EL COMBATE CISTIANO II
De cómo los espíritus malos habitan en el cielo
Decíamos que el apóstol San Pablo afirma que estamos en combate contra los gobernadores de las tinieblas y los espíritus malos que habitan en el cielo. Y ya hemos probado que se llama cielo incluso al aire próximo a la tierra. Ahora, es preciso creer que nosotros luchamos contra el diablo y sus ángeles que se gozan en nuestra perturbación. En efecto, el mismo Apóstol, en otro lugar, llama al diablo príncipe del poder del aire (Ef 2,2). Aunque este pasaje, en que dice: los espíritus malos del cielo, pueda entenderse de otro modo, para que no ponga en el cielo a los mismos ángeles prevaricadores, sino más bien a nosotros de quienes en otro lugar dice: nuestra conversación está en el cielo (Flp 3,20). Y para que aferrados a las cosas celestiales, es decir, caminando en los preceptos espirituales de Dios, luchemos contra los espíritus malos que tratan de arrojarnos de allí. Mucho nos hemos de preguntar cómo podemos luchar y vencer a los enemigos que no vemos, para que no piensen los necios que peleamos con el aire.

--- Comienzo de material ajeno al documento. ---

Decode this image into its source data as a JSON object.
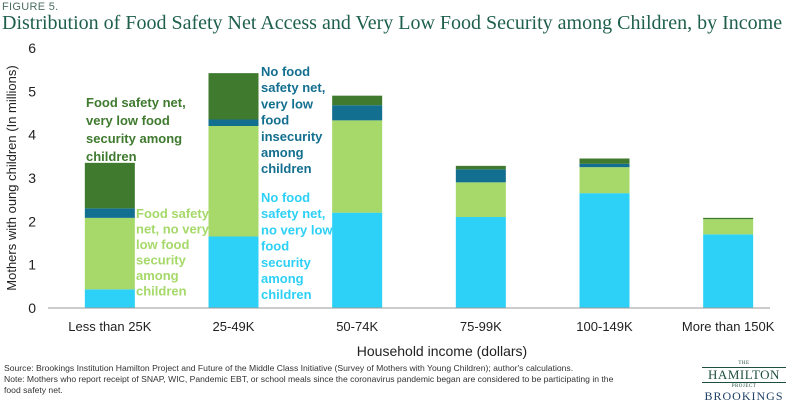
{
  "header": {
    "figure_label": "FIGURE 5.",
    "title": "Distribution of Food Safety Net Access and Very Low Food Security among Children, by Income"
  },
  "chart_data": {
    "type": "bar",
    "stacked": true,
    "categories": [
      "Less than 25K",
      "25-49K",
      "50-74K",
      "75-99K",
      "100-149K",
      "More than 150K"
    ],
    "series": [
      {
        "key": "no_sn_no_vlfs",
        "color": "#2dd0f6",
        "values": [
          0.43,
          1.65,
          2.2,
          2.1,
          2.65,
          1.7
        ]
      },
      {
        "key": "sn_no_vlfs",
        "color": "#a6d96a",
        "values": [
          1.65,
          2.55,
          2.13,
          0.8,
          0.6,
          0.35
        ]
      },
      {
        "key": "no_sn_vlfs",
        "color": "#136f8f",
        "values": [
          0.22,
          0.15,
          0.35,
          0.3,
          0.08,
          0.0
        ]
      },
      {
        "key": "sn_vlfs",
        "color": "#3f7a2f",
        "values": [
          1.05,
          1.07,
          0.22,
          0.08,
          0.12,
          0.03
        ]
      }
    ],
    "annotations": {
      "sn_vlfs": [
        "Food safety net,",
        "very low food",
        "security among",
        "children"
      ],
      "sn_no_vlfs": [
        "Food safety",
        "net, no very",
        "low food",
        "security",
        "among",
        "children"
      ],
      "no_sn_vlfs": [
        "No food",
        "safety net,",
        "very low",
        "food",
        "insecurity",
        "among",
        "children"
      ],
      "no_sn_no_vlfs": [
        "No food",
        "safety net,",
        "no very low",
        "food",
        "security",
        "among",
        "children"
      ]
    },
    "ylabel": "Mothers with oung children (In millions)",
    "xlabel": "Household income (dollars)",
    "ylim": [
      0,
      6
    ],
    "yticks": [
      0,
      1,
      2,
      3,
      4,
      5,
      6
    ],
    "grid": false,
    "legend": "none"
  },
  "footer": {
    "source": "Source: Brookings Institution Hamilton Project and Future of the Middle Class Initiative (Survey of Mothers with Young Children); author's calculations.",
    "note_line1": "Note: Mothers who report receipt of SNAP, WIC, Pandemic EBT, or school meals since the coronavirus pandemic began are considered to be participating in the",
    "note_line2": "food safety net."
  },
  "logo": {
    "the": "THE",
    "hamilton": "HAMILTON",
    "project": "PROJECT",
    "brookings": "BROOKINGS"
  }
}
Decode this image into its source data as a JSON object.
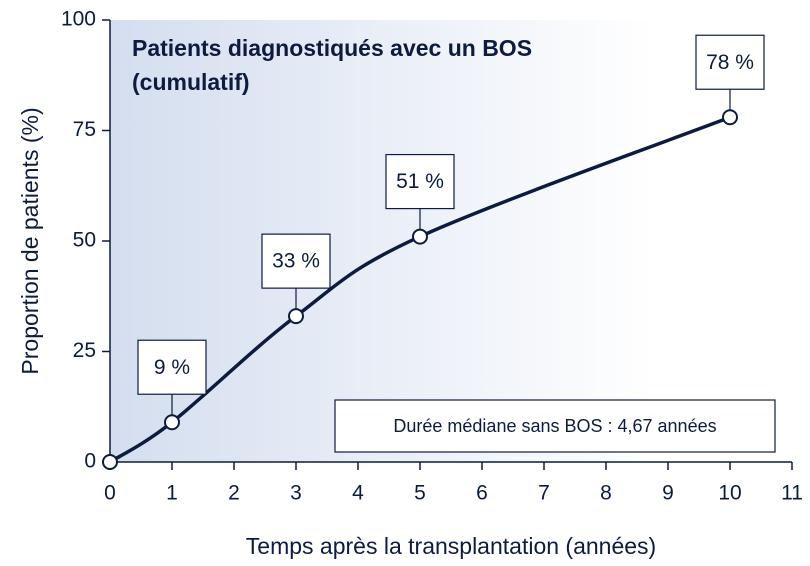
{
  "chart_data": {
    "type": "line",
    "title": [
      "Patients diagnostiqués avec un BOS",
      "(cumulatif)"
    ],
    "xlabel": "Temps après la transplantation (années)",
    "ylabel": "Proportion de patients (%)",
    "x": [
      0,
      1,
      3,
      5,
      10
    ],
    "values": [
      0,
      9,
      33,
      51,
      78
    ],
    "value_labels": [
      null,
      "9 %",
      "33 %",
      "51 %",
      "78 %"
    ],
    "color": "#0d1b3e",
    "xlim": [
      0,
      11
    ],
    "xticks": [
      0,
      1,
      2,
      3,
      4,
      5,
      6,
      7,
      8,
      9,
      10,
      11
    ],
    "ylim": [
      0,
      100
    ],
    "yticks": [
      0,
      25,
      50,
      75,
      100
    ],
    "annotation": "Durée médiane sans BOS : 4,67 années"
  }
}
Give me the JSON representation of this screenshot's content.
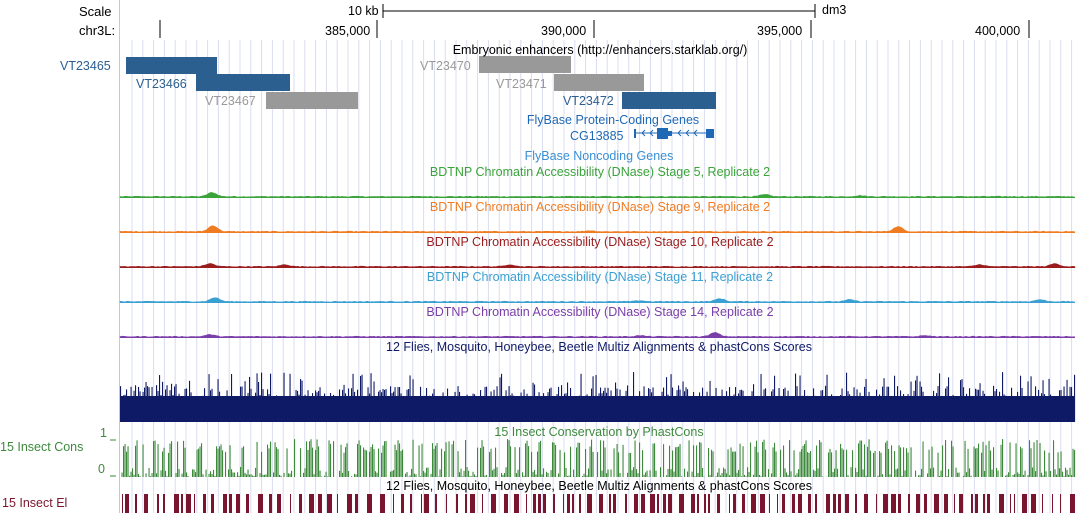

Para vencer al diablo y al mundo hay que someter el cuerpo.
El mismo Apóstol nos enseña cuando dice: No peleo como quien azota el aire, sino que castigo mi cuerpo y lo reduzco a servidumbre, no sea que, mientras predico a otros, yo sea encontrado réprobo (1Co 9,26-27). Y también dice: Sed imitadores míos, como yo lo soy de Cristo (1Co 11,1). Por lo que hemos de entender que el Apóstol triunfó, en sí mismo, de los poderes de este mundo, como lo había dicho el Señor (2Co 2,14; Col 2,15), cuyo imitador se declara. Imitémosle, pues, nosotros, como él nos exhorta, y castiguemos nuestro cuerpo y reduzcámoslo a servidumbre si queremos vencer al mundo. Pues el mundo puede dominarnos con sus placeres ilícitos, con sus pompas y curiosidad malsana. Puesto que los placeres perniciosos de este mundo esclavizan a los amantes de las cosas temporales, y les obligan a servir al diablo y a sus ángeles. Pero si hemos renunciado a todas esas cosas, reduzcamos a servidumbre a nuestro propio cuerpo.